Glad to hear he's back in the fold Vic. Poor kid - dumped by his gf. That's difficult for any teenager let alone an aspie.

Don't have any advise as mine is totally house-bound so protected from normal teenage angst to some extent - yours is more sociable and therefore will experience this kind of thing.

Big self-esteem boost required meethinks.
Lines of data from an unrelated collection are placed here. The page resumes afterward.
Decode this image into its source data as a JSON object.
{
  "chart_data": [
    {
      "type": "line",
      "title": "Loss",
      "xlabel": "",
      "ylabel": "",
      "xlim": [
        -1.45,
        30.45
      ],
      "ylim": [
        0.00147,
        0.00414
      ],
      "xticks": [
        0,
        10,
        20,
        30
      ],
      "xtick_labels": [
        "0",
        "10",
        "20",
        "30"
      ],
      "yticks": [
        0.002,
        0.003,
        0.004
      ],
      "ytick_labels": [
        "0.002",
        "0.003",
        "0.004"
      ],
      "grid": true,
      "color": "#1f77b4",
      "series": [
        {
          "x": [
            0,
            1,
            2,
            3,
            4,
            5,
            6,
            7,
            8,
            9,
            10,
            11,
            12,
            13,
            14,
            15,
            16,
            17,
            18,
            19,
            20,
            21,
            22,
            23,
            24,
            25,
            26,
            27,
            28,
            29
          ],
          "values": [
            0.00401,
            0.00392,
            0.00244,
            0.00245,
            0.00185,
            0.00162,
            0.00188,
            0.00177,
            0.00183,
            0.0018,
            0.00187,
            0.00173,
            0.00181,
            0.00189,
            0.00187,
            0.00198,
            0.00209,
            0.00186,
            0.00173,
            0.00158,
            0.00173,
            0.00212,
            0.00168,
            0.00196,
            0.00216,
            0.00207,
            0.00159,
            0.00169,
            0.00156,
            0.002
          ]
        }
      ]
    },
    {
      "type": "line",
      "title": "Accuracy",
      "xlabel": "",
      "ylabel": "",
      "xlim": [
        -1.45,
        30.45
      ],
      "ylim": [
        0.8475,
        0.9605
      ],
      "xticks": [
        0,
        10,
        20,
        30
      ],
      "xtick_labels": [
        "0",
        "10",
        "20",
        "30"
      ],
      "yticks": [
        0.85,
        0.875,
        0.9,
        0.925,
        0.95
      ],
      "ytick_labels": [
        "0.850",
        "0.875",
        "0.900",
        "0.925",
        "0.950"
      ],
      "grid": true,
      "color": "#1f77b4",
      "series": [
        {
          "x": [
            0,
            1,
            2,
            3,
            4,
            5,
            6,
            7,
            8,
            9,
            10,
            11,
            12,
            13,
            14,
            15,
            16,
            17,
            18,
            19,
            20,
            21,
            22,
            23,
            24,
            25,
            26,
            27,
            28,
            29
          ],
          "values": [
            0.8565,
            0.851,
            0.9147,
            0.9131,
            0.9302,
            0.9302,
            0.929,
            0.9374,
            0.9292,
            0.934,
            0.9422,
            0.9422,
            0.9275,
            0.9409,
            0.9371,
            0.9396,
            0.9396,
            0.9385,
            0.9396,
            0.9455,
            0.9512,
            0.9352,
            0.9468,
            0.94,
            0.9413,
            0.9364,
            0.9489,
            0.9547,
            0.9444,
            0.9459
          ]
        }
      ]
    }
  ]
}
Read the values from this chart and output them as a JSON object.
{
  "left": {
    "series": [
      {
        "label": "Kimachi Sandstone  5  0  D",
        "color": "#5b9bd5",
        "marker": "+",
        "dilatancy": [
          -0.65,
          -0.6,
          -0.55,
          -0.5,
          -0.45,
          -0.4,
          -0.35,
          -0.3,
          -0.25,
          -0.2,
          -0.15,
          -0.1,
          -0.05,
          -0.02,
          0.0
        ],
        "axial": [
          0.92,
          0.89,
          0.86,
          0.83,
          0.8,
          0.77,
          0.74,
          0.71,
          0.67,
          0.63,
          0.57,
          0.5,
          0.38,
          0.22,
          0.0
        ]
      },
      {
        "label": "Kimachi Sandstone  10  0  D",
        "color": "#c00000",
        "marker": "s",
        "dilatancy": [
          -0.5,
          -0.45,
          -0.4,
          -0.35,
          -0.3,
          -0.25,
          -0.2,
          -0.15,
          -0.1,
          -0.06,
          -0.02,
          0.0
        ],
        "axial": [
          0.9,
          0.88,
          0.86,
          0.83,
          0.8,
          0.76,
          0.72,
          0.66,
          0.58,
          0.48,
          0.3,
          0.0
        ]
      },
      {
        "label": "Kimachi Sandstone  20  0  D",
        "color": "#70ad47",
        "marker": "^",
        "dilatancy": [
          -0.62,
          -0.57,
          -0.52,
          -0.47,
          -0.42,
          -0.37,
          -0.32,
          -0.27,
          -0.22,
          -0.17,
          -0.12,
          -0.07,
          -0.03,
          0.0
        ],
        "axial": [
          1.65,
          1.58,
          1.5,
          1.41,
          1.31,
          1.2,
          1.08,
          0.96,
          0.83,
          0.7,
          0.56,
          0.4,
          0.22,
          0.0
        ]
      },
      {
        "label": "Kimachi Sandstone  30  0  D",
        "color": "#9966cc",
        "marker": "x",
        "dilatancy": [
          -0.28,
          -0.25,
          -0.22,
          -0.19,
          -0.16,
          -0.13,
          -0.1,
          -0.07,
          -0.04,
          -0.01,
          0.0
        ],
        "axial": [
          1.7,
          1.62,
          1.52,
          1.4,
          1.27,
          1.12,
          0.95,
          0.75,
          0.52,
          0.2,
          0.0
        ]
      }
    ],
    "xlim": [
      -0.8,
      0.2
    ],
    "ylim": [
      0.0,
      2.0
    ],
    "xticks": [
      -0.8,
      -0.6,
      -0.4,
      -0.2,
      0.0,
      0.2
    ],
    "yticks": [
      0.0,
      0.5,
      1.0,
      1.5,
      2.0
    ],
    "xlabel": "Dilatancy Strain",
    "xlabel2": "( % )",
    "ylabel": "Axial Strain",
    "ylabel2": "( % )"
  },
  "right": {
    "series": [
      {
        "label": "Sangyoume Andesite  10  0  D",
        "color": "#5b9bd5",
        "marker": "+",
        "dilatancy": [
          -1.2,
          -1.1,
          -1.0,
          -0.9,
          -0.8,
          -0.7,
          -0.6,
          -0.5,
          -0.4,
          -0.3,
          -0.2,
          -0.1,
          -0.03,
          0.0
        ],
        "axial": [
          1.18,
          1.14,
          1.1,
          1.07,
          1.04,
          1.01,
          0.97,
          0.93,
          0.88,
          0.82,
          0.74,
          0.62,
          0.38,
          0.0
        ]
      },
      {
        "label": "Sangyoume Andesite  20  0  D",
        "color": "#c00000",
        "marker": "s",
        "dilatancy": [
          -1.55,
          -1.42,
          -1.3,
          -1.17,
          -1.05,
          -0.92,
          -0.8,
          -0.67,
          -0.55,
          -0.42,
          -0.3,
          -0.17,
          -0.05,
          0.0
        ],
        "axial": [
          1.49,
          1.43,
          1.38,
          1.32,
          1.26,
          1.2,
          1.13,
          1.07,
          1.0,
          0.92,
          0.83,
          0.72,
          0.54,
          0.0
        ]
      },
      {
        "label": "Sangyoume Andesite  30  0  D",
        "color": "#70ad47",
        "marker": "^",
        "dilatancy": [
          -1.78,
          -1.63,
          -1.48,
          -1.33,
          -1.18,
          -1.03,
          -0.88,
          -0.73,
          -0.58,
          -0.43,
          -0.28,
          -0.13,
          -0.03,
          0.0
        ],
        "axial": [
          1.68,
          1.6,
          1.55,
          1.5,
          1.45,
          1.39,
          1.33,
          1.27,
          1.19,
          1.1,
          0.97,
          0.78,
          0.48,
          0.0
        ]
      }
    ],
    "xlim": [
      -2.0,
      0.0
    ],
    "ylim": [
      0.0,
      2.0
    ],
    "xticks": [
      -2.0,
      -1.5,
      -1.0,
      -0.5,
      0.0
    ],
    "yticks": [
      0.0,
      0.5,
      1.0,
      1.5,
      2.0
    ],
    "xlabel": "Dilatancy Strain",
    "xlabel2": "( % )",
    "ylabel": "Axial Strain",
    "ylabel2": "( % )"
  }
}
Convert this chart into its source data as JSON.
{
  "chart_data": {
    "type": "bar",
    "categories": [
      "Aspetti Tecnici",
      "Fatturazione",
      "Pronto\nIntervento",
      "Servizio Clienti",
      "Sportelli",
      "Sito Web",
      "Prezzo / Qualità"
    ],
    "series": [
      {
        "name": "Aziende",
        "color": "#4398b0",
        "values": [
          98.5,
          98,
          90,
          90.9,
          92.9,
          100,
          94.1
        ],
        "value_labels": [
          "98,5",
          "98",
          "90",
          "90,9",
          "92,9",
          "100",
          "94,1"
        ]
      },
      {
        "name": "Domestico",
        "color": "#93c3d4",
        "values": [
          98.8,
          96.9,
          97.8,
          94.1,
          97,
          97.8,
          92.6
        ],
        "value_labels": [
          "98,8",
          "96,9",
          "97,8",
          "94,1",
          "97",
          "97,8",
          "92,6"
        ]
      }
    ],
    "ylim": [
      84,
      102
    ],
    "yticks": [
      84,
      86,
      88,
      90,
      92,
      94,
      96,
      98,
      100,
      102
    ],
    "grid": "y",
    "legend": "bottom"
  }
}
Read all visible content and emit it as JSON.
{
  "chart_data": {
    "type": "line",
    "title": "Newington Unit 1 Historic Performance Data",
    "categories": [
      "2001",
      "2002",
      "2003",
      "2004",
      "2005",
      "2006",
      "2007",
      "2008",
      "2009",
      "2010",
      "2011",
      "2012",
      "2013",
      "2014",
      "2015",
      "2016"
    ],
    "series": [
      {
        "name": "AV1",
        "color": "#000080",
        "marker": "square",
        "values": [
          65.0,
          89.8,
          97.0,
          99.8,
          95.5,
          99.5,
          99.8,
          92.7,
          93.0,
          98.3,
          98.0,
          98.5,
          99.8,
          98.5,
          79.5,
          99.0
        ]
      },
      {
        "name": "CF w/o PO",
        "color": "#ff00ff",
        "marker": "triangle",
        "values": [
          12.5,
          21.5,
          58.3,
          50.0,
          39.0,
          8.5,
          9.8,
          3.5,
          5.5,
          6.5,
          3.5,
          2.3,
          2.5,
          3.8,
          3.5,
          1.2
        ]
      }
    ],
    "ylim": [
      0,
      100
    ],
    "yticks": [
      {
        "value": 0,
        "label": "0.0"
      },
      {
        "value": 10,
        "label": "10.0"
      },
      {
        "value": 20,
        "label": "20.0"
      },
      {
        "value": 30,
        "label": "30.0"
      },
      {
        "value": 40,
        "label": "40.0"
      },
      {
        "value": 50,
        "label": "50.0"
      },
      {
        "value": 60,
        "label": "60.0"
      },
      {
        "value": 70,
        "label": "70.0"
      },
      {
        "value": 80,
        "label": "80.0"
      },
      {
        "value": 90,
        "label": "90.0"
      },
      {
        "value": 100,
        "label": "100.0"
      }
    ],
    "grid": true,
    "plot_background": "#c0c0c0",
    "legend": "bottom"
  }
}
pickyvic · 13/07/2009 22:39

hey ladies,

yes it was his best friend - and he is really missing her. he just feels so used and sad and it is quite heartbreaking, he said it took a long time to trust her, and the worst thing is she wasnt very straight with him - she lied and said her mum wouldnt let him see her, which he thought was really odd as her mum loved him, always had him over - she was the one who talked him into coming home the last time he did a runner.
so he spoke to her mum and she didnt know anything about it....he put two and two together and i think he has come up with four - he might be aspie but he isnt a stupid. so - he is very sad about it. ive asked him what he would like to do, as in go and see her and get some closure or chalk it up to experience. he chose the latter but he is very hurt.
we need a plan, so when he gets to a point where he cant cope with me on top of everything else he can let me know - a code word or something and then some way of letting off steam - without moving out.
he can talk to me but not at the time - he just sees the red mist descend (and im guilty of that aswell although i have to say this time i stayed perfectly calm throughout, this is a learning curve for me aswell)

DD has been fine - though now 12 she is starting to get a bit hormonal i think so having (little) hissy fits all of her own!

i guess i could move out and save them all the bother of flouncing! thats quite tempting actually.
at the moment if its not one its the other. oh joy.

OP posts:
maryz · 14/07/2009 15:55

This reply has been deleted

Message withdrawn at poster's request.

pickyvic · 14/07/2009 22:00

hi mary - i also find being able to talk to others in the same boat very therapeutic!

so sorry about your sons loss, thats a hard one to bear.

things are quiet for now. i keep threatening to start a commune....im sure we could all put our experience to good use and never have to deal with the outside world again. i think my DH would agree with yours on the whole divorce issue.

thanks guys. venting on here really does keep me (semi) sane. x

OP posts:
VicarInaTinselTuTu · 05/12/2009 01:01

well its me with a name change....but have just read this and am so happy to say this was the last episode of its kind (so far.)

he turned 18 this month, and maybe - just maybe weve turned a corner. he hasnt flounced since this and he seems so much happier. maybe he will grow up after all...i shant hold my breath though!